Очевидно, что мой роман был обречен изначально: я играл с ней в большую любовь, а она со мной – в дочки-матери.
Получается, вожделея впоследствии высоких, я пытался дотянуться своими короткими ручками до недосягаемой высоты той своей детсадовской любви.
Надо дождаться, когда каланче из садика стукнет восемьдесят, и она согнется в три погибели от ревматизма.
Классный план.
Только вот что со мной-то тогда будет в восемьдесят? Страшно представить.
Да и будет ли.
Лет до тридцати я любил праздновать свой день рождения. Пока не понял, что это обратный отсчет.
Моя мама собирала родственников и устраивала приемы в мою честь. У нее даже был фирменный тост: она каждый год поднимала бокал за то, каким противным ребеночком я рос и каким прекрасным вырос. Правда, из трехминутного тоста часть про противного ребеночка занимала 2 минуты 40 секунд, а дифирамбы – всего 20 секунд.
Основным атрибутом противного Олежки, по воспоминаниям матушки, было недовольное лицо. Даже не так. «Вечно недовольное лицо» – так она говорила. По ее словам, я даже смеялся с недовольным лицом.
На моем лице рос кактус. Вместо лица я носил чернослив. На моем лице жил ослик Иа-Иа. Мое лицо умело сворачиваться ежом.
А у моего папы про это была своя история.
Однажды я приехал на выходные в гости к бабушке и дедушке, папиным родителям. Я вошел в их квартиру с такой физиономией, как будто принес им вести о начале ядерной войны. Их кот при виде меня в последний раз мяукнул и пошел вешаться с тоски.
В коридор из комнаты грандиозно выплыл дед. Он всегда так появлялся. Бабушка и мама суетились вокруг меня, стягивая с принца верхнюю одежду. Я подзастрял в неуклюжем зипуне. Бабушка тянула меня за один рукав, мама – за другой. При этом мама нервничала и причитала, что я опять приехал к родственникам с недовольным лицом, поэтому зипун и не снимается (такая кармическая теория). Она требовала у меня немедленно снять недовольное лицо и надеть довольное.
Тем временем дедушка степенно подошел ко мне, сел передо мной на корточки (а это был смертельный номер по причине его лишнего веса и больных коленей) и взял меня за свободное лицо. Пока бабушка с мамой пытались оторвать мне руки, дед большими теплыми пальцами принудительно распрямил суровые складки моей недовольной физиономии. Он прошелся своей широкой ладонью по моему лицу, как утюгом, и вернул мой рот, съехавший в приступе младенческого скептицизма куда-то к уху, на место под нос. В качестве последнего штриха дед вылепил из моих губ улыбку. Тут и женщины как раз подоспели, и я с веселым чпоком вылетел из зипуна.

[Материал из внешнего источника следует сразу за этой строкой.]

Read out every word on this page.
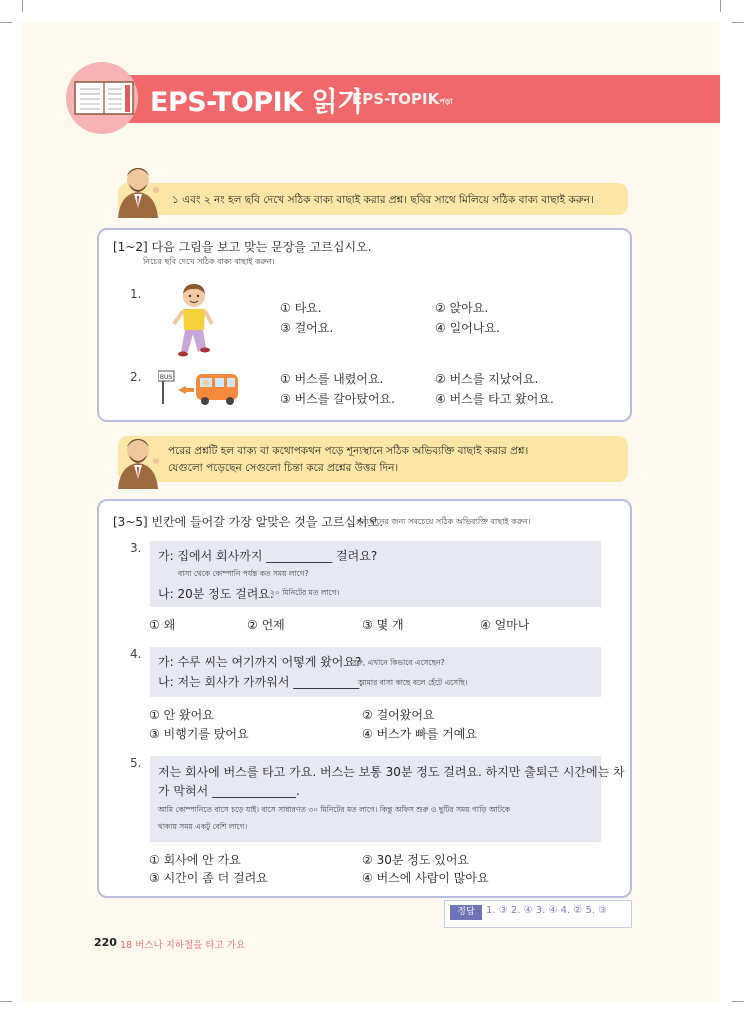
EPS-TOPIK 읽기
EPS-TOPIKপড়া
১ এবং ২ নং হল ছবি দেখে সঠিক বাক্য বাছাই করার প্রশ্ন। ছবির সাথে মিলিয়ে সঠিক বাক্য বাছাই করুন।
[1~2] 다음 그림을 보고 맞는 문장을 고르십시오.
নিচের ছবি দেখে সঠিক বাক্য বাছাই করুন।
1.
① 타요.	② 앉아요.
③ 걸어요.	④ 일어나요.
2.	BUS	① 버스를 내렸어요.	② 버스를 지났어요.
③ 버스를 갈아탔어요.	④ 버스를 타고 왔어요.
পরের প্রশ্নটি হল বাক্য বা কথোপকথন পড়ে শূন্যস্থানে সঠিক অভিব্যক্তি বাছাই করার প্রশ্ন।
যেগুলো পড়েছেন সেগুলো চিন্তা করে প্রশ্নের উত্তর দিন।
[3~5] 빈칸에 들어갈 가장 알맞은 것을 고르십시오.
শূন্যস্থানের জন্য সবচেয়ে সঠিক অভিব্যক্তি বাছাই করুন।
3.
가: 집에서 회사까지 ___________ 걸려요?
বাসা থেকে কোম্পানি পর্যন্ত কত সময় লাগে?
나: 20분 정도 걸려요.
২০ মিনিটের মত লাগে।
① 왜	② 언제	③ 몇 개	④ 얼마나
4.
가: 수루 씨는 여기까지 어떻게 왔어요?
সুরু, এখানে কিভাবে এসেছেন?
나: 저는 회사가 가까워서 ___________.
আমার বাসা কাছে বলে হেঁটে এসেছি।
① 안 왔어요	② 걸어왔어요
③ 비행기를 탔어요	④ 버스가 빠를 거예요
5.
저는 회사에 버스를 타고 가요. 버스는 보통 30분 정도 걸려요. 하지만 출퇴근 시간에는 차
가 막혀서 ______________.
আমি কোম্পানিতে বাসে চড়ে যাই। বাসে সাধারণত ৩০ মিনিটের মত লাগে। কিন্তু অফিস শুরু ও ছুটির সময় গাড়ি আটকে
থাকায় সময় একটু বেশি লাগে।
① 회사에 안 가요	② 30분 정도 있어요
③ 시간이 좀 더 걸려요	④ 버스에 사람이 많아요
정답	1. ③ 2. ④ 3. ④ 4. ② 5. ③
220 18 버스나 지하철을 타고 가요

Мама и бабушка одновременно ахнули: я стоял посреди коридора и улыбался.
«Ну вот, – заметил дедушка философски, – а вы говорите „недовольное лицо, недовольное лицо“. Весельчак!»
Никто еще серьезно не исследовал, как советские мифы (по-современному – «мемы») влияли на пластилиновую детскую психику. Я готов сделать первый вклад в такое исследование, рассказав о своем опыте.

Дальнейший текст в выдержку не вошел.